Indéniablement, les médias, acteurs incontournables de l’espace public, ont joué un rôle prépondérant dans le combat pour l’avènement de cette démocratie. Elle était alors porteuse d’espoir. Ces derniers se sont particulièrement investis dans l’arène informationnel, pour mobiliser les esprits et susciter un engagement collectif. Ce combat a en outre été celui d’une reconquête : la liberté d’expression.

Paradoxalement aujourd’hui, alors que les moyens techniques facilitent davantage l’accès à l’espace public, chaque acteur même individuellement, ayant acquis le pouvoir de diffusion, nous constatons que nous sommes davantage impuissants à dégager un discours capable de susciter l’engagement libérateur dont nous avons désespérément besoin.
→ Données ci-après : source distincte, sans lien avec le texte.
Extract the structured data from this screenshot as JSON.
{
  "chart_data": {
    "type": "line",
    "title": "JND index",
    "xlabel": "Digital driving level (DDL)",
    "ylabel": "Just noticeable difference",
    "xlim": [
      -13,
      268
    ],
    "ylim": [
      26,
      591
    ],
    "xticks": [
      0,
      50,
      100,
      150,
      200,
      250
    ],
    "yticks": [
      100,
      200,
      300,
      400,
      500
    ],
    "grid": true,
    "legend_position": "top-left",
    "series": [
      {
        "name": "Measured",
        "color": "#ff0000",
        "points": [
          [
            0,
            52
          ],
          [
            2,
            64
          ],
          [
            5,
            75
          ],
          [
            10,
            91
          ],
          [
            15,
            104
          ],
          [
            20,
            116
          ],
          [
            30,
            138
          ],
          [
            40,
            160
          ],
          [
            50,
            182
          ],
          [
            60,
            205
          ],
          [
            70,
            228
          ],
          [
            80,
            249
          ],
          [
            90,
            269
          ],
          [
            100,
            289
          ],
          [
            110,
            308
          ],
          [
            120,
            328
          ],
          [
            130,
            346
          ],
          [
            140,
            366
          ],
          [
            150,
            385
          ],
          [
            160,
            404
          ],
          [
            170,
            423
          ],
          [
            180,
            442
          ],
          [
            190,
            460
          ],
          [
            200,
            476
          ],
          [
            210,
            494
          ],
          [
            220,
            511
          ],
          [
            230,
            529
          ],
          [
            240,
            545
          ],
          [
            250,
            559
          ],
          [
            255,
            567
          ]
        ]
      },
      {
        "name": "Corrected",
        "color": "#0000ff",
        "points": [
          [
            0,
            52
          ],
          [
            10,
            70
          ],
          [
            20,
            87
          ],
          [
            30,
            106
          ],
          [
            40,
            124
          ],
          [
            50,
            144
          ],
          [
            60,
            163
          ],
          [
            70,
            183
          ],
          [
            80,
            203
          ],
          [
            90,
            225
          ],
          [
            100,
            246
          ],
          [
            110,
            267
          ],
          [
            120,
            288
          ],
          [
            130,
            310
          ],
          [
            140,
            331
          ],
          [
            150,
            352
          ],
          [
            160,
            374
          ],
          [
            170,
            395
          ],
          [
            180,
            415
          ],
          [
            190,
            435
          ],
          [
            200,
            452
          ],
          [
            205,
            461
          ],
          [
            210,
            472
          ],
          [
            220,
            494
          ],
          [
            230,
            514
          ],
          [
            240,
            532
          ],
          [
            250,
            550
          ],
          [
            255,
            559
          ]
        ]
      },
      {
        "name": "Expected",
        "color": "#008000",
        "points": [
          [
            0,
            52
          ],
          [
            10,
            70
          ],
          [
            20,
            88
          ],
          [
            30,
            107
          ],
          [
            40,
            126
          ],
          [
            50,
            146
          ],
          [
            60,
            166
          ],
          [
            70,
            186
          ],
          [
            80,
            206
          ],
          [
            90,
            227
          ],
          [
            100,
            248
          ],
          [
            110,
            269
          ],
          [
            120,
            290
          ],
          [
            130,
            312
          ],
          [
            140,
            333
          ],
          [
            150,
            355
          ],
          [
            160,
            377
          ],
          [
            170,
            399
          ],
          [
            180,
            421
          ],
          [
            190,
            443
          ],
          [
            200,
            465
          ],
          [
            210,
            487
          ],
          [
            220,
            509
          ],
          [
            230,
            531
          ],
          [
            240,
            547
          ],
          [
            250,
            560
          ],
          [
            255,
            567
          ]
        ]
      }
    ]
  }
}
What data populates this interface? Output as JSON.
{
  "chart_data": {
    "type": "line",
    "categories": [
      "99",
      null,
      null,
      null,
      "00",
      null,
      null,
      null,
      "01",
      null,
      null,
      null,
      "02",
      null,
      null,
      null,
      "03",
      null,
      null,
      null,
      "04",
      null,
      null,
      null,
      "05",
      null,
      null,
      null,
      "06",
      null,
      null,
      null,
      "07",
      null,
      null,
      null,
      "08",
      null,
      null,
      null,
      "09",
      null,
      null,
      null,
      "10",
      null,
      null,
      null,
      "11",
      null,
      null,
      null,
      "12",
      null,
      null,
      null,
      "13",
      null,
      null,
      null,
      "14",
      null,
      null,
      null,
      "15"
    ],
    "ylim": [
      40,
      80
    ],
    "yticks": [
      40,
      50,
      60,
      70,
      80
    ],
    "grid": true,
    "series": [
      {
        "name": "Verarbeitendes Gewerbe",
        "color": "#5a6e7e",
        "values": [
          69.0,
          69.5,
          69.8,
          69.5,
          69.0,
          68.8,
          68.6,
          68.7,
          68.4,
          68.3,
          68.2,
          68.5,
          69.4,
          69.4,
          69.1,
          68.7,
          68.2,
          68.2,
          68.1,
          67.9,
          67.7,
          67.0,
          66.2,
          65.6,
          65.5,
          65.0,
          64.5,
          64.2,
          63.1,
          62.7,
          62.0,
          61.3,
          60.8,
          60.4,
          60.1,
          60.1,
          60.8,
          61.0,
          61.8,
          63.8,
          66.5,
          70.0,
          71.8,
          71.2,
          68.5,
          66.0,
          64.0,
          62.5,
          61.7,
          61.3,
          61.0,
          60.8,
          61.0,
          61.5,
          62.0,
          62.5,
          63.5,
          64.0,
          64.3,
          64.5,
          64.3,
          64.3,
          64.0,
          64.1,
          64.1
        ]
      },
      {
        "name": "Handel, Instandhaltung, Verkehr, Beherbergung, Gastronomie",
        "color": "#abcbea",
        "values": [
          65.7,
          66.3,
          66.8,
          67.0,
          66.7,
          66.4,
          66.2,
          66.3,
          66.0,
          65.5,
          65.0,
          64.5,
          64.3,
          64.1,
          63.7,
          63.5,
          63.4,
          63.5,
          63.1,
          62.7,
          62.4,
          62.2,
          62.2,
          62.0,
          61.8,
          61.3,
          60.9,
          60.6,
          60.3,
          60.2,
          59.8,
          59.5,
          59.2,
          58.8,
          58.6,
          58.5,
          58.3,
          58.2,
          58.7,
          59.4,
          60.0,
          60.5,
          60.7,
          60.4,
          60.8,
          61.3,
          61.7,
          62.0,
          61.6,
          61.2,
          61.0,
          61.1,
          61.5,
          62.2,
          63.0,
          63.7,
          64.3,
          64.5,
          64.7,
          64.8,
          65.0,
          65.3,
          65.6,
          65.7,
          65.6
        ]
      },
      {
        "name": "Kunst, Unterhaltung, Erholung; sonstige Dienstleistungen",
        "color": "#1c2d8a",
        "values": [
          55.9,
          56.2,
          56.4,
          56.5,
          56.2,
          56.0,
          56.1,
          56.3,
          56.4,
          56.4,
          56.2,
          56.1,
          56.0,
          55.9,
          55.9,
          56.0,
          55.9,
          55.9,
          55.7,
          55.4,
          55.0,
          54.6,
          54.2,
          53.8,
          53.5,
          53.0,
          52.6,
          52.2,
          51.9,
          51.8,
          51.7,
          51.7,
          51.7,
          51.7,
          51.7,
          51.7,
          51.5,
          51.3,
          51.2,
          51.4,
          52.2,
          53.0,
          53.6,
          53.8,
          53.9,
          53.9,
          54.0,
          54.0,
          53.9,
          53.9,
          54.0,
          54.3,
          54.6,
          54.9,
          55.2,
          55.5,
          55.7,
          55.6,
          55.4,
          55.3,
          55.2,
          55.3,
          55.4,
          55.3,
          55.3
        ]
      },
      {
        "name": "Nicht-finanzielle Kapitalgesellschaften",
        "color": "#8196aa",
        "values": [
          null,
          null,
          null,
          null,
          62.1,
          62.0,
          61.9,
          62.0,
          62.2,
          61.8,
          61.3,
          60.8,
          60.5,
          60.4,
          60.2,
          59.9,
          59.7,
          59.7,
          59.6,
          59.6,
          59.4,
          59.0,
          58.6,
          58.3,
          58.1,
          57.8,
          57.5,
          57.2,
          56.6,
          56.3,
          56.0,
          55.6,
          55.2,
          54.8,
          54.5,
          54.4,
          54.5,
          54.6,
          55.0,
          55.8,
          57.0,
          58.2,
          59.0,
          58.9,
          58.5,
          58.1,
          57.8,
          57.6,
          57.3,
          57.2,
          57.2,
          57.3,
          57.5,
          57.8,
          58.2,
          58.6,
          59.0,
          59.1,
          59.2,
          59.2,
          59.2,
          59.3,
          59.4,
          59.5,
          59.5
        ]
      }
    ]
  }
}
Nous constatons à l’occasion, que le rapport des publics face à l’actualité a au mieux, contribué à alimenter une psychose collective paralysante. En se limitant à une simple veille de l’espace médiatique, elle-même privée de tout pouvoir d’action.

De ce constat, le plus préoccupant reste la polarisation politique qui engourdit les capacités de remise en question de nous-mêmes (l’impossible débat contradictoire). Ce refus conscient de considérer des alternatives au modèle démocratique traditionnel peut être perçu comme un déni suicidaire. Nous demeurons ainsi Prisonniers de la dynamique, même face à l’échec manifeste du modèle actuel.

Explorer des alternatives

Le moment est peut-être venu d’avoir un regard panoramique sur le monde, alors que ce dernier opère une remise en question du modèle occidental dans ses dimensions politique (avenir de la démocratie), économique (capitalisme, fin de l’hégémonie du dollar, BRICS) et social (valeurs et libertés), qui devrait nous interpeller.

Un parallèle s’impose donc entre le chaos qui règne en Haïti et l’instabilité provoquée un peu partout ailleurs (Afrique, Afghanistan). La toile de fond reste la même : l’échec du néo-diffusionnisme, convoqué par l’importation (imposition plutôt) d’un modèle démocratique inadapté. Il ne s’agit pas que de questionner la pertinence de ce modèle, mais plutôt de défendre et préserver l’autodétermination des peuples.

Les démocraties ne sont pas immunisées contre les abus de pouvoir. S’agit-il donc d’opposer cette « mauvaise démocratie » avec ce qui serait une « bonne autocratie » par la simple analyse de leurs conséquences respectives sur les populations ? Non. Il revient plutôt à prendre en compte les conditions discrètes qui façonnent les rapports des peuples à l’organisation politique : histoire, récits, culture, croyances, environnement…

Et si on embrassait notre identité ?

Cela nous offre l’opportunité de faire un retour critique sur nous-mêmes et notre identité africaine, ou de peuple libre. Au cours de l’Histoire, les peuples noirs ont dû lutter contre l’oppression, la discrimination et le déni de leurs droits fondamentaux. Malgré ces défis, il existe une forte tradition de résilience, de fierté et de lutte pour la justice (le bwa kale par exemple).

Mon invitation est de questionner les pratiques culturelles ancestrales qui pourraient offrir des pistes de réflexion pour l’avenir politique d’Haïti. L’exemple de l’arbre à palabres africain (lieu traditionnel où on se rassemble pour traiter des problèmes du village) traduit l’intérêt d’une organisation politique basée sur la justice et le respect.

La référence à l’autocratie est bien un prétexte pour une disruption dans le véhicule d’une pensée unique basée sur la diffusion de la démocratie occidentale. L’invitation est aussi d’aller au-delà de la vieille rhétorique du refus des modèles alternatifs, fussent-ils autocratiques, puisqu’il s’est avéré qu’il n’y a de salut qu’en une reconnaissance affirmée de nos origines, nos valeurs et nos aspirations profondes.